A : autonomie des universités et non des IUFM
D.W. et Christine Bidault reviennent sur la lettre du MEN à IUFM de Versailles et la manipulation des textes.
M Abecassis et André prennent alors des notes et les références de cette lettre. Le document leur sera remis.
JM Rapinat revient sur la complémentarité des fonctions de formation et de gestion des PRCE et JP Hennuyer sur le fait que la présence de personnels avec des statuts différents (PRCE, Biatos ou conservateurs) dans les centres de ressources des IUFM n’est pas antinomique et même nécessaire.
M Abecassis insiste à nouveau : il faut d’abord parler des missions de service et non plus obligations de service, le statut devient alors secondaire.

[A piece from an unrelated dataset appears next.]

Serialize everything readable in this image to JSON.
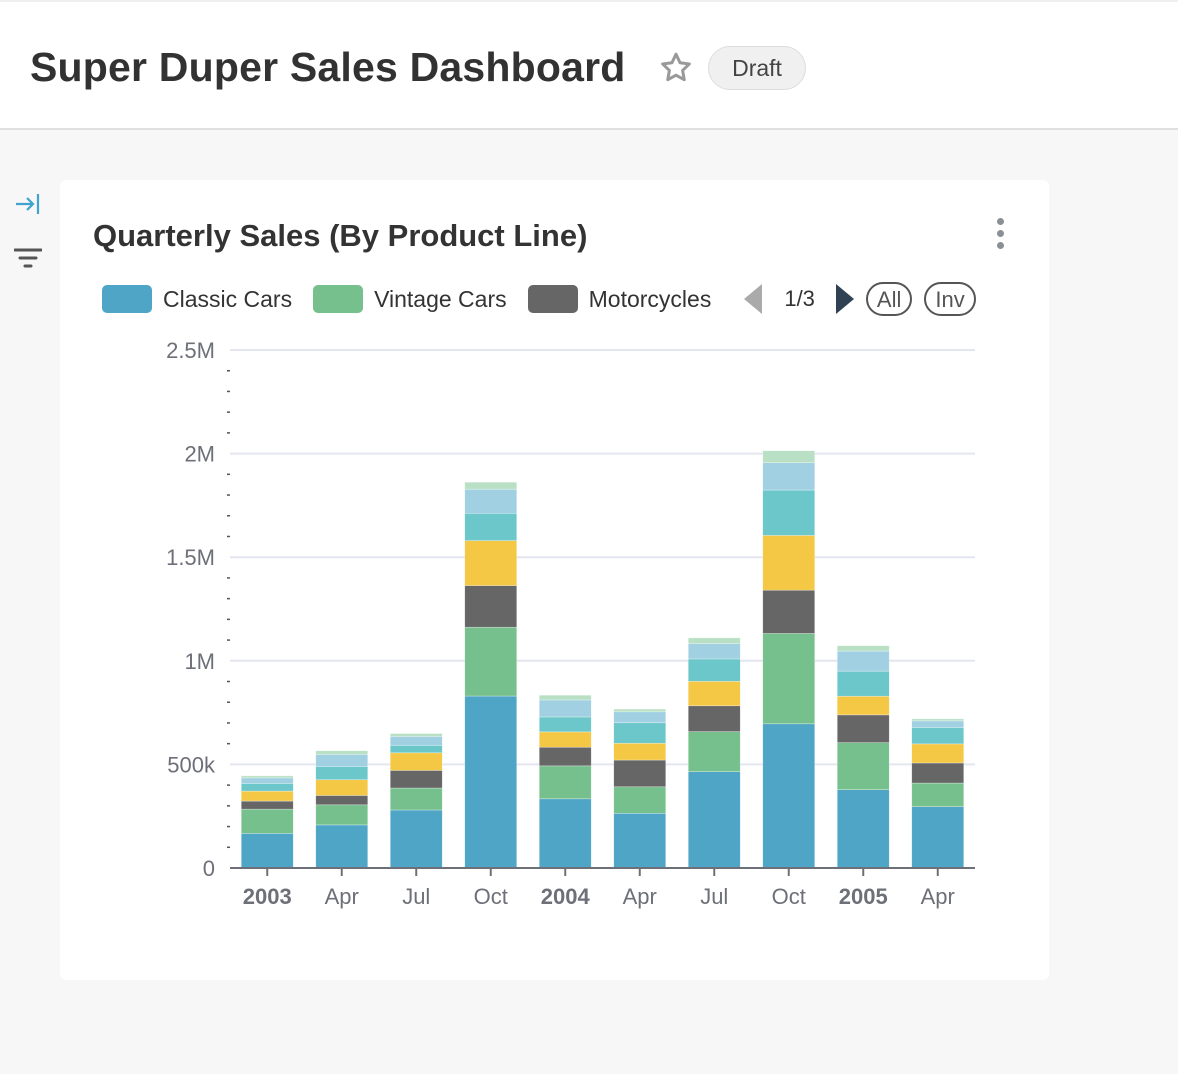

Nous remettons les 4OO premières signatures à notre pétition et précisons qu’elle continue.
JP H demande l’arrêt des pressions sur les collègues en obligation de négociations.
M Abecassis précise qu’il ne peut faire de circulaire et que les directions d’IUFM sont autonomes
D.W : contradictoire avec la reprise en main des IUFM.
Conclusion provisoire : malgré la brièveté de l’entrevue, un certain souci du dialogue mais une conception très problématique : les missions définissent les conditions de service.